Devo começar por dizer que não sou especialmente adepto do Dogma 95 que, subscrito nomeadamente por Lars von Trier e Thomas Vinterberg, veio agitar as águas de um certo marasmo conformista do cinema europeu no final do Século XX. Eu sei que manifestos como esse podem ser úteis, esclarecer as coisas e as intenções, tal como sei que nisto, especialmente no cinema, a publicidade ajuda, mas considero que as promessas contidas no manifesto inicial, mais tarde acrescentado, receberam concretização escassa e em termos pelo menos de discutível utilidade. Dito isto, devo esclarecer que não tenho mais nada contra o Dogma 95 e que reconheço mesmo que alguns dos seus membros são bons cineastas, o que provavelmente seriam mesmo sem ele.
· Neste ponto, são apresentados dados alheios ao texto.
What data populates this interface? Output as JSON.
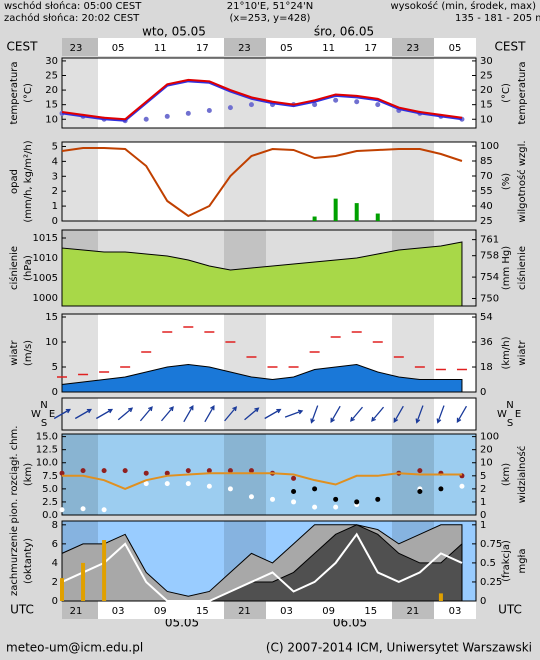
{
  "header": {
    "sunrise": "wschód słońca: 05:00 CEST",
    "sunset": "zachód słońca: 20:02 CEST",
    "coords": "21°10'E, 51°24'N",
    "grid": "(x=253, y=428)",
    "elev_label": "wysokość (min, środek, max)",
    "elev": "135 - 181 - 205 m",
    "day1": "wto, 05.05",
    "day2": "śro, 06.05"
  },
  "top_axis": {
    "label": "CEST",
    "ticks": [
      {
        "value": 2,
        "label": "23"
      },
      {
        "value": 8,
        "label": "05"
      },
      {
        "value": 14,
        "label": "11"
      },
      {
        "value": 20,
        "label": "17"
      },
      {
        "value": 26,
        "label": "23"
      },
      {
        "value": 32,
        "label": "05"
      },
      {
        "value": 38,
        "label": "11"
      },
      {
        "value": 44,
        "label": "17"
      },
      {
        "value": 50,
        "label": "23"
      },
      {
        "value": 56,
        "label": "05"
      }
    ]
  },
  "bottom_axis": {
    "label": "UTC",
    "ticks": [
      {
        "value": 2,
        "label": "21"
      },
      {
        "value": 8,
        "label": "03"
      },
      {
        "value": 14,
        "label": "09"
      },
      {
        "value": 20,
        "label": "15"
      },
      {
        "value": 26,
        "label": "21"
      },
      {
        "value": 32,
        "label": "03"
      },
      {
        "value": 38,
        "label": "09"
      },
      {
        "value": 44,
        "label": "15"
      },
      {
        "value": 50,
        "label": "21"
      },
      {
        "value": 56,
        "label": "03"
      }
    ],
    "date1": "05.05",
    "date2": "06.05"
  },
  "footer": {
    "email": "meteo-um@icm.edu.pl",
    "copyright": "(C) 2007-2014 ICM, Uniwersytet Warszawski"
  },
  "chart_data": [
    {
      "type": "line",
      "ylabel": [
        "temperatura",
        "(°C)"
      ],
      "y2label": [
        "(°C)",
        "temperatura"
      ],
      "background": "#ffffff",
      "xlim": [
        0,
        59
      ],
      "ylim": [
        7,
        31
      ],
      "yticks": [
        30,
        25,
        20,
        15,
        10
      ],
      "y2lim": [
        7,
        31
      ],
      "y2ticks": [
        30,
        25,
        20,
        15,
        10
      ],
      "x": [
        0,
        3,
        6,
        9,
        12,
        15,
        18,
        21,
        24,
        27,
        30,
        33,
        36,
        39,
        42,
        45,
        48,
        51,
        54,
        57
      ],
      "series": [
        {
          "style": "dots",
          "color": "#7070d0",
          "values": [
            12,
            11,
            10,
            9.5,
            10,
            11,
            12,
            13,
            14,
            15,
            15,
            15,
            15,
            16.5,
            16,
            15,
            13,
            12,
            11,
            10
          ]
        },
        {
          "style": "line",
          "color": "#3030e0",
          "values": [
            12,
            11,
            10,
            9.5,
            15.5,
            21.5,
            23,
            22.5,
            19.5,
            17,
            15.5,
            14.5,
            16,
            18,
            17.5,
            16.5,
            13.5,
            12,
            11,
            10
          ]
        },
        {
          "style": "line",
          "color": "#e00000",
          "values": [
            12.5,
            11.5,
            10.5,
            10,
            16,
            22,
            23.5,
            23,
            20,
            17.5,
            16,
            15,
            16.5,
            18.5,
            18,
            17,
            14,
            12.5,
            11.5,
            10.5
          ]
        }
      ]
    },
    {
      "type": "line",
      "ylabel": [
        "opad",
        "(mm/h, kg/m²/h)"
      ],
      "y2label": [
        "(%)",
        "wilgotność wzgl."
      ],
      "background": "#ffffff",
      "xlim": [
        0,
        59
      ],
      "ylim": [
        0,
        5.3
      ],
      "yticks": [
        5,
        4,
        3,
        2,
        1,
        0
      ],
      "y2lim": [
        25,
        104
      ],
      "y2ticks": [
        100,
        85,
        70,
        55,
        40,
        25
      ],
      "x": [
        0,
        3,
        6,
        9,
        12,
        15,
        18,
        21,
        24,
        27,
        30,
        33,
        36,
        39,
        42,
        45,
        48,
        51,
        54,
        57
      ],
      "series": [
        {
          "style": "bars",
          "color": "#00a000",
          "values": [
            0,
            0,
            0,
            0,
            0,
            0,
            0,
            0,
            0,
            0,
            0,
            0,
            0.3,
            1.5,
            1.2,
            0.5,
            0,
            0,
            0,
            0
          ]
        },
        {
          "style": "line",
          "color": "#c04000",
          "axis": "y2",
          "values": [
            95,
            98,
            98,
            97,
            80,
            45,
            30,
            40,
            70,
            90,
            97,
            96,
            88,
            90,
            95,
            96,
            97,
            97,
            92,
            85
          ]
        }
      ]
    },
    {
      "type": "line",
      "ylabel": [
        "ciśnienie",
        "(hPa)"
      ],
      "y2label": [
        "(mm Hg)",
        "ciśnienie"
      ],
      "background": "#dddddd",
      "xlim": [
        0,
        59
      ],
      "ylim": [
        998,
        1017
      ],
      "yticks": [
        1015,
        1010,
        1005,
        1000
      ],
      "y2lim": [
        748.6,
        762.8
      ],
      "y2ticks": [
        761,
        758,
        754,
        750
      ],
      "x": [
        0,
        3,
        6,
        9,
        12,
        15,
        18,
        21,
        24,
        27,
        30,
        33,
        36,
        39,
        42,
        45,
        48,
        51,
        54,
        57
      ],
      "series": [
        {
          "style": "area",
          "color": "#a8d848",
          "values": [
            1012.5,
            1012,
            1011.5,
            1011.5,
            1011,
            1010.5,
            1009.5,
            1008,
            1007,
            1007.5,
            1008,
            1008.5,
            1009,
            1009.5,
            1010,
            1011,
            1012,
            1012.5,
            1013,
            1014
          ]
        }
      ]
    },
    {
      "type": "line",
      "ylabel": [
        "wiatr",
        "(m/s)"
      ],
      "y2label": [
        "(km/h)",
        "wiatr"
      ],
      "background": "#ffffff",
      "xlim": [
        0,
        59
      ],
      "ylim": [
        0,
        15.6
      ],
      "yticks": [
        15,
        10,
        5,
        0
      ],
      "y2lim": [
        0,
        56.2
      ],
      "y2ticks": [
        54,
        36,
        18,
        0
      ],
      "x": [
        0,
        3,
        6,
        9,
        12,
        15,
        18,
        21,
        24,
        27,
        30,
        33,
        36,
        39,
        42,
        45,
        48,
        51,
        54,
        57
      ],
      "series": [
        {
          "style": "area",
          "color": "#1a78d8",
          "values": [
            1.5,
            2,
            2.5,
            3,
            4,
            5,
            5.5,
            5,
            4,
            3,
            2.5,
            3,
            4.5,
            5,
            5.5,
            4,
            3,
            2.5,
            2.5,
            2.5
          ]
        },
        {
          "style": "dashes",
          "color": "#e02020",
          "values": [
            3,
            3.5,
            4,
            5,
            8,
            12,
            13,
            12,
            10,
            7,
            5,
            5,
            8,
            11,
            12,
            10,
            7,
            5,
            4.5,
            4.5
          ]
        }
      ]
    },
    {
      "type": "vector",
      "compass": [
        "N",
        "W",
        "E",
        "S"
      ],
      "background": "#ffffff",
      "xlim": [
        0,
        59
      ],
      "color": "#1a3a9a",
      "x": [
        0,
        3,
        6,
        9,
        12,
        15,
        18,
        21,
        24,
        27,
        30,
        33,
        36,
        39,
        42,
        45,
        48,
        51,
        54,
        57
      ],
      "values": [
        60,
        60,
        60,
        50,
        40,
        40,
        30,
        30,
        40,
        50,
        60,
        70,
        200,
        210,
        220,
        220,
        210,
        200,
        200,
        210
      ]
    },
    {
      "type": "line",
      "ylabel": [
        "pion. rozciągł. chm.",
        "(km)"
      ],
      "y2label": [
        "(km)",
        "widzialność"
      ],
      "background": "#9ccdf0",
      "y2scale": "piecewise",
      "xlim": [
        0,
        59
      ],
      "ylim": [
        0,
        15.5
      ],
      "yticks": [
        {
          "value": 15,
          "label": "15.0"
        },
        12.5,
        {
          "value": 10,
          "label": "10.0"
        },
        7.5,
        {
          "value": 5,
          "label": "5.0"
        },
        2.5,
        {
          "value": 0,
          "label": "0.0"
        }
      ],
      "y2lim": [
        0,
        100
      ],
      "y2ticks": [
        100,
        20,
        10,
        5,
        2,
        1,
        0
      ],
      "x": [
        0,
        3,
        6,
        9,
        12,
        15,
        18,
        21,
        24,
        27,
        30,
        33,
        36,
        39,
        42,
        45,
        48,
        51,
        54,
        57
      ],
      "series": [
        {
          "style": "dots",
          "color": "#902020",
          "values": [
            8,
            8.5,
            8.5,
            8.5,
            8,
            8,
            8.5,
            8.5,
            8.5,
            8.5,
            8,
            7,
            null,
            null,
            null,
            null,
            8,
            8.5,
            8,
            7.5
          ]
        },
        {
          "style": "dots",
          "color": "#ffffff",
          "values": [
            1,
            1.2,
            1,
            null,
            6,
            6,
            6,
            5.5,
            5,
            3.5,
            3,
            2.5,
            1.5,
            1.5,
            2,
            null,
            null,
            5,
            5,
            5.5
          ]
        },
        {
          "style": "dots",
          "color": "#000000",
          "values": [
            null,
            null,
            null,
            null,
            null,
            null,
            null,
            null,
            null,
            null,
            null,
            4.5,
            5,
            3,
            2.5,
            3,
            null,
            4.5,
            5,
            null
          ]
        },
        {
          "style": "line",
          "color": "#e09020",
          "axis": "y2",
          "values": [
            5,
            5,
            4,
            2,
            4,
            5,
            5.5,
            6,
            6,
            6,
            6,
            5.5,
            4,
            3,
            5,
            5,
            6,
            5.5,
            5.5,
            5.5
          ]
        }
      ]
    },
    {
      "type": "line",
      "ylabel": [
        "zachmurzenie",
        "(oktanty)"
      ],
      "y2label": [
        "(frakcja)",
        "mgła"
      ],
      "background": "#99ccff",
      "xlim": [
        0,
        59
      ],
      "ylim": [
        0,
        8.4
      ],
      "yticks": [
        8,
        6,
        4,
        2,
        0
      ],
      "y2lim": [
        0,
        1.05
      ],
      "y2ticks": [
        1,
        0.75,
        0.5,
        0.25,
        0
      ],
      "x": [
        0,
        3,
        6,
        9,
        12,
        15,
        18,
        21,
        24,
        27,
        30,
        33,
        36,
        39,
        42,
        45,
        48,
        51,
        54,
        57
      ],
      "series": [
        {
          "style": "area",
          "color": "#a8a8a8",
          "values": [
            5,
            6,
            6,
            7,
            3,
            1,
            0.5,
            1,
            3,
            5,
            4,
            6,
            8,
            8,
            8,
            7.5,
            6,
            7,
            8,
            8
          ]
        },
        {
          "style": "area",
          "color": "#505050",
          "values": [
            0,
            0,
            0,
            0,
            0,
            0,
            0,
            0,
            1,
            2,
            2,
            3,
            5,
            7,
            8,
            7,
            5,
            4,
            4,
            6
          ]
        },
        {
          "style": "line",
          "color": "#ffffff",
          "values": [
            2,
            3,
            4,
            6,
            2,
            0,
            0,
            0,
            1,
            2,
            3,
            1,
            2,
            4,
            7,
            3,
            2,
            3,
            5,
            4
          ]
        },
        {
          "style": "bars",
          "color": "#e0a000",
          "axis": "y2",
          "values": [
            0.3,
            0.5,
            0.8,
            0,
            0,
            0,
            0,
            0,
            0,
            0,
            0,
            0,
            0,
            0,
            0,
            0,
            0,
            0,
            0.1,
            0
          ]
        }
      ]
    }
  ]
}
"A Caça"/"Jagten", o mais recente filme de Thomas Vinterberg (2012), é um filme muito bom e interessante que lida com uma questão difícil de uma maneira muito segura e inteligente. Acusado por uma das crianças com que lida no jardim-de-infância onde trabalha de algo que não cometeu - e sabemos desde o início que a acusação é falsa -, Lucas/Mads Mikkelsen, um homem com uma vida normal e corrente, divorciado e com o qual o filho, Marcus/Lasse Fogelstrom, quer ir viver, tem de fazer frente ao inesperado, que vai crescendo de proporções com a reacção da comunidade local e o alastrar das acusações.
O filme tem o seu melhor nesse fazer frente do protagonista, que passa de uma posição passiva e expectante a uma atitude activa, com a qual desafia e pede contas àqueles que o acusam, especialmente depois de ter sido recusada a sua prisão por motivos óbvios. Amigo do pai de Klara/Annika Wedderkopp, a pequena que inicialmente insinuara um comportamento ofensivo da sua parte, Lucas tem de se defender da hostilidade da comunidade, naquelas condições em certa medida compreensível, e procura chamar o seu amigo à razão.
Um ano depois depois daquele Natal tudo terá sido devidamente esclarecido, e Lucas pode passar a espingarda de caça simbólica a Marcus, no meio do grupo de amigos em que todos se conhecem há muitos anos. Mas é também pela sua construção formal, com largo recurso aos planos aproximados, um tratamento muito bom do espaço em interiores e em exteriores, com oportunas panorâmicas horizontais, um trabalho muito seguro e em contenção dos actores, com destaque para Mads Mikkelsen, que "A Caça" se impõe como um filme muito bom, que não brinca com o seu tema, tratado de maneira inteligente e não especulativa, oferecendo um bom retrato de uma pequena comunidade em que todos se conhecem e em que, contudo, a suspeita surge e se instala. Um retrato de tal maneira maneira justo que podemos ser levados a pensar que o conflito se tornou indispensável para a consolidação daquela comunidade e compreender perfeitamente a alucinação final do protagonista durante a nova caçada.
Por tudo isto, mais a espantosa floresta dinamarquesa em que vivem corças e alces, este é um filme muito actual e belíssimo, que transmite uma imagem muito percuciente de uma sociedade dita de abundância, em que todo o tipo de problemas pode, contudo, surgir, e com eles as pessoas comuns atingidas, tal como as acusadoras, têm que lidar, aprendendo a conhecerem-se melhor. Contra a indiferença, "A Caça" de Thomas Vinterberg é um filme que não nos deixa indiferentes - e a indiferença é um mal em si, foi contra ela que o Dogma 95 surgiu e nessa medida estou com ele -, que apresenta uma outra face da sociedade dinamarquesa em relação a "A Festa"/"Festen" (1998) do mesmo cineasta, o filme que para o seu nome começou por chamar a atenção. O que vem provar que, no seu melhor, o Dogma 95 ainda hoje não desilude.